Look, we know people have leaned—for understandable reasons, but still—a little hard on the old “this is the darkest timeline” gag of late. But we have to admit that this one feels pretty surreal to type: Just a day after abruptly canceling three of its most well-regarded single-camera sitcoms—including fan favorite cop comedy Brooklyn Nine-Nine—Fox has now made it official that it’s bringing Tim Allen’s Last Man Standing back to life.
This Last Man Lazarus act has been grinding its way through the rumor mill for a while now; in fact, Fox actually tried to bring the series, which is produced at its sister company 20th Century Fox TV, over for a seventh season last year, right after ABC cut the show from its schedule.

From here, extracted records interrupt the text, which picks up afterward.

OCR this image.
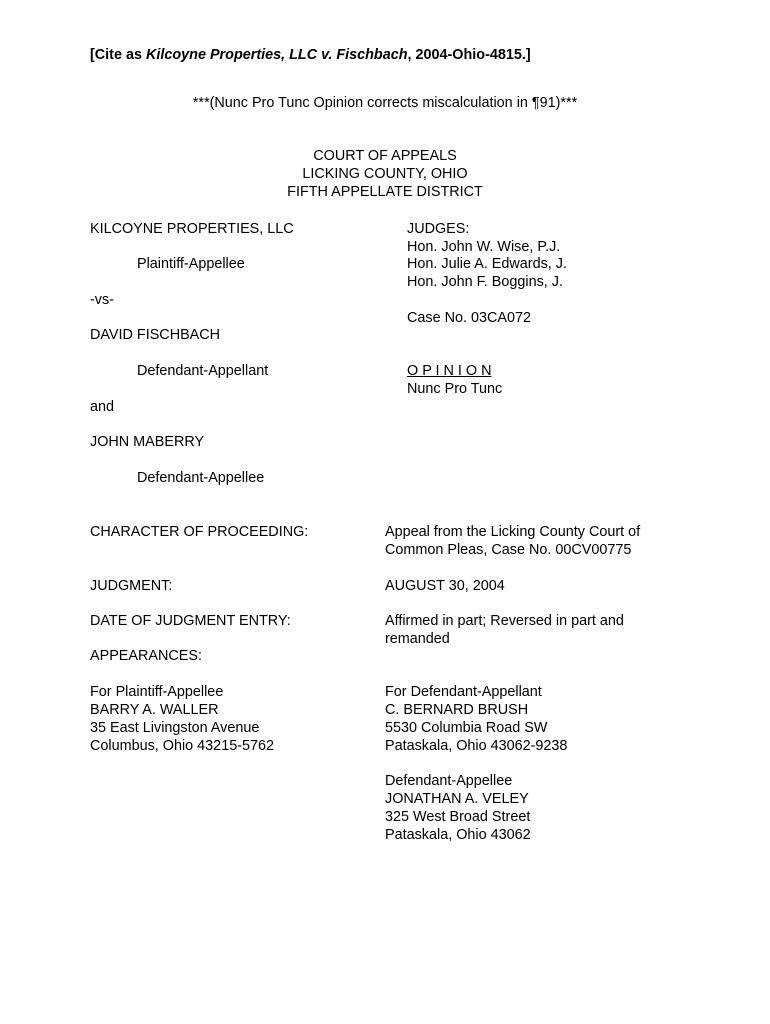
[Cite as Kilcoyne Properties, LLC v. Fischbach, 2004-Ohio-4815.]

***(Nunc Pro Tunc Opinion corrects miscalculation in ¶91)***

COURT OF APPEALS

LICKING COUNTY, OHIO

FIFTH APPELLATE DISTRICT

KILCOYNE PROPERTIES, LLC

Plaintiff-Appellee

-vs-

DAVID FISCHBACH

Defendant-Appellant

and

JOHN MABERRY

Defendant-Appellee

JUDGES:

Hon. John W. Wise, P.J.

Hon. Julie A. Edwards, J.

Hon. John F. Boggins, J.

Case No. 03CA072

O P I N I O N

Nunc Pro Tunc

CHARACTER OF PROCEEDING:	Appeal from the Licking County Court of

Common Pleas, Case No. 00CV00775

JUDGMENT:	AUGUST 30, 2004

DATE OF JUDGMENT ENTRY:	Affirmed in part; Reversed in part and

remanded

APPEARANCES:

For Plaintiff-Appellee
BARRY A. WALLER
35 East Livingston Avenue
Columbus, Ohio 43215-5762
For Defendant-Appellant
C. BERNARD BRUSH
5530 Columbia Road SW
Pataskala, Ohio 43062-9238
Defendant-Appellee
JONATHAN A. VELEY
325 West Broad Street
Pataskala, Ohio 43062
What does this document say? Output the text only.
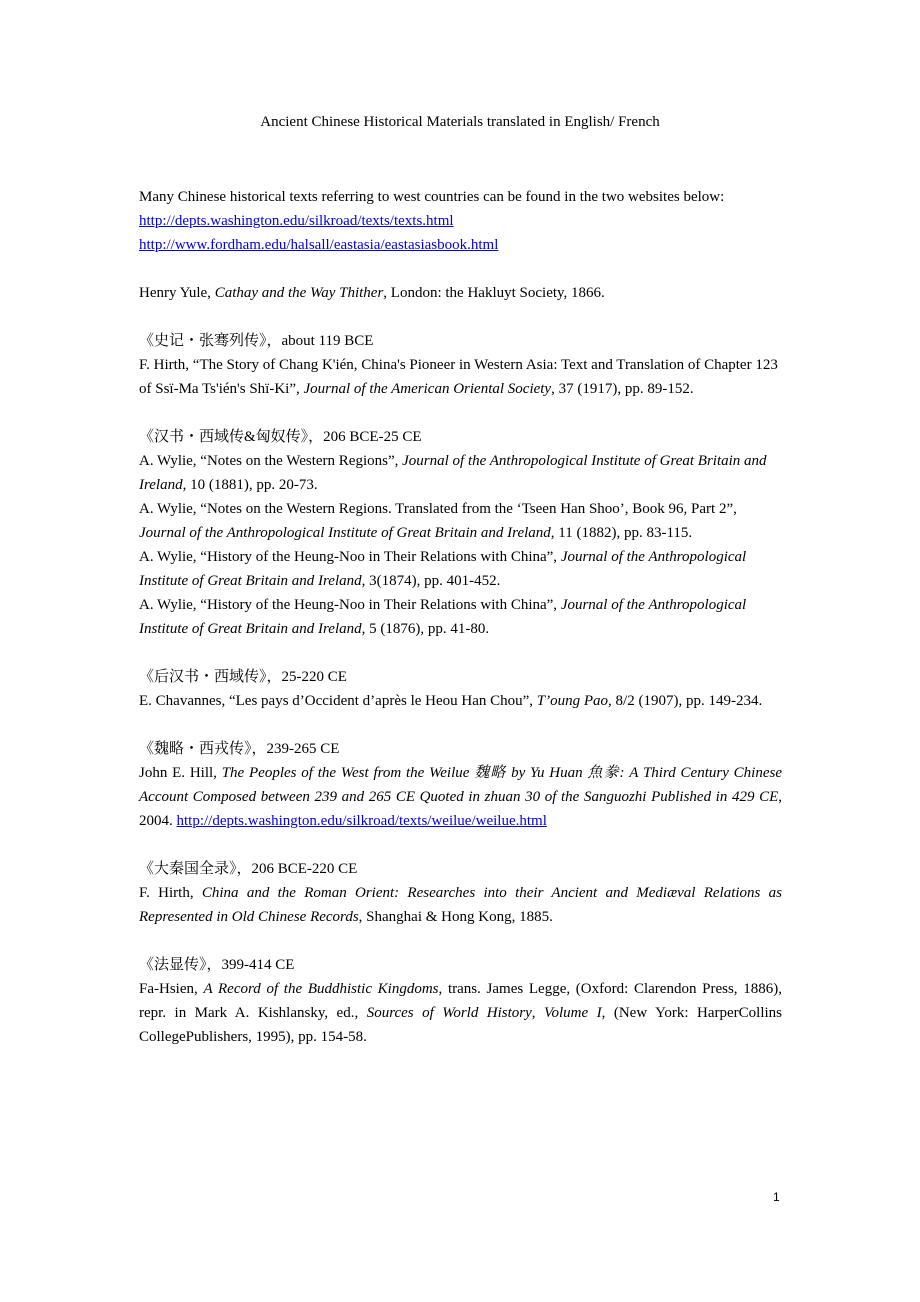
Ancient Chinese Historical Materials translated in English/ French

Many Chinese historical texts referring to west countries can be found in the two websites below:

http://depts.washington.edu/silkroad/texts/texts.html

http://www.fordham.edu/halsall/eastasia/eastasiasbook.html

Henry Yule, Cathay and the Way Thither, London: the Hakluyt Society, 1866.

《史记・张骞列传》，about 119 BCE

F. Hirth, “The Story of Chang K'ién, China's Pioneer in Western Asia: Text and Translation of Chapter 123 of Ssï-Ma Ts'ién's Shï-Ki”, Journal of the American Oriental Society, 37 (1917), pp. 89-152.

《汉书・西域传&匈奴传》，206 BCE-25 CE

A. Wylie, “Notes on the Western Regions”, Journal of the Anthropological Institute of Great Britain and Ireland, 10 (1881), pp. 20-73.

A. Wylie, “Notes on the Western Regions. Translated from the ‘Tseen Han Shoo’, Book 96, Part 2”, Journal of the Anthropological Institute of Great Britain and Ireland, 11 (1882), pp. 83-115.

A. Wylie, “History of the Heung-Noo in Their Relations with China”, Journal of the Anthropological Institute of Great Britain and Ireland, 3(1874), pp. 401-452.

A. Wylie, “History of the Heung-Noo in Their Relations with China”, Journal of the Anthropological Institute of Great Britain and Ireland, 5 (1876), pp. 41-80.

《后汉书・西域传》，25-220 CE

E. Chavannes, “Les pays d’Occident d’après le Heou Han Chou”, T’oung Pao, 8/2 (1907), pp. 149-234.

《魏略・西戎传》，239-265 CE

John E. Hill, The Peoples of the West from the Weilue 魏略 by Yu Huan 魚豢: A Third Century Chinese Account Composed between 239 and 265 CE Quoted in zhuan 30 of the Sanguozhi Published in 429 CE, 2004. http://depts.washington.edu/silkroad/texts/weilue/weilue.html

《大秦国全录》，206 BCE-220 CE

F. Hirth, China and the Roman Orient: Researches into their Ancient and Mediæval Relations as Represented in Old Chinese Records, Shanghai & Hong Kong, 1885.

《法显传》，399-414 CE

Fa-Hsien, A Record of the Buddhistic Kingdoms, trans. James Legge, (Oxford: Clarendon Press, 1886), repr. in Mark A. Kishlansky, ed., Sources of World History, Volume I, (New York: HarperCollins CollegePublishers, 1995), pp. 154-58.

1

The efforts fell through at the time, though, at least in part because the network was so focused on single-camera comedy that it didn’t have anything to effectively pair the conservative-leaning multi-cam with, a concern that, as of yesterday, is depressingly no longer a problem.
Allen—who’s long been a vocal (or at least pre-verbal) proponent for reviving the series (which was, admittedly, ABC’s second-most-watched comedy when it got the axe)—took time out of his busy grunting schedule to crow about the revival. “Team LMS was in the sixth inning, ahead by four runs, stands were packed and then for no reason, they call off the game,” he said in a statement, employing an elaborate baseball metaphor, in case you’d forgotten all the signifiers of his personal brand. “It leaves you sitting in the dugout, holding a bat and puzzled. Now we get the news from Fox that it’s time to get back out on that diamond—hell yes, I’m excited!” It’s a real home run touchdown free throw puck fight, for sure.
Obviously, this is all secretly Roseanne Barr’s fault; the success of ABC’s Roseanne revival has been seen as a bellwether for a more general turn back to both more traditional multi-cam sitcoms, as well as a mobilization in the audience for right-leaning TV. But while that’s the biggest, flashiest sign for why LMS is getting this revival order, it’s worth keeping an eye on the trend of networks making sure that their longest-running (and, thus, most expensive) shows are being produced in-house; after all, that—as much as any political ideology—was one of the biggest reasons ABC killed the series in the first place. (The irony that a show that was canceled in part because Disney didn’t own it is about to have its parent studio bought by Disney isn’t lost on us, meanwhile.)
Anyway, Last Man Standing is coming back for a seventh season, Brooklyn Nine-Nine is still dead, and we’re out of words. Augh augh augh augh.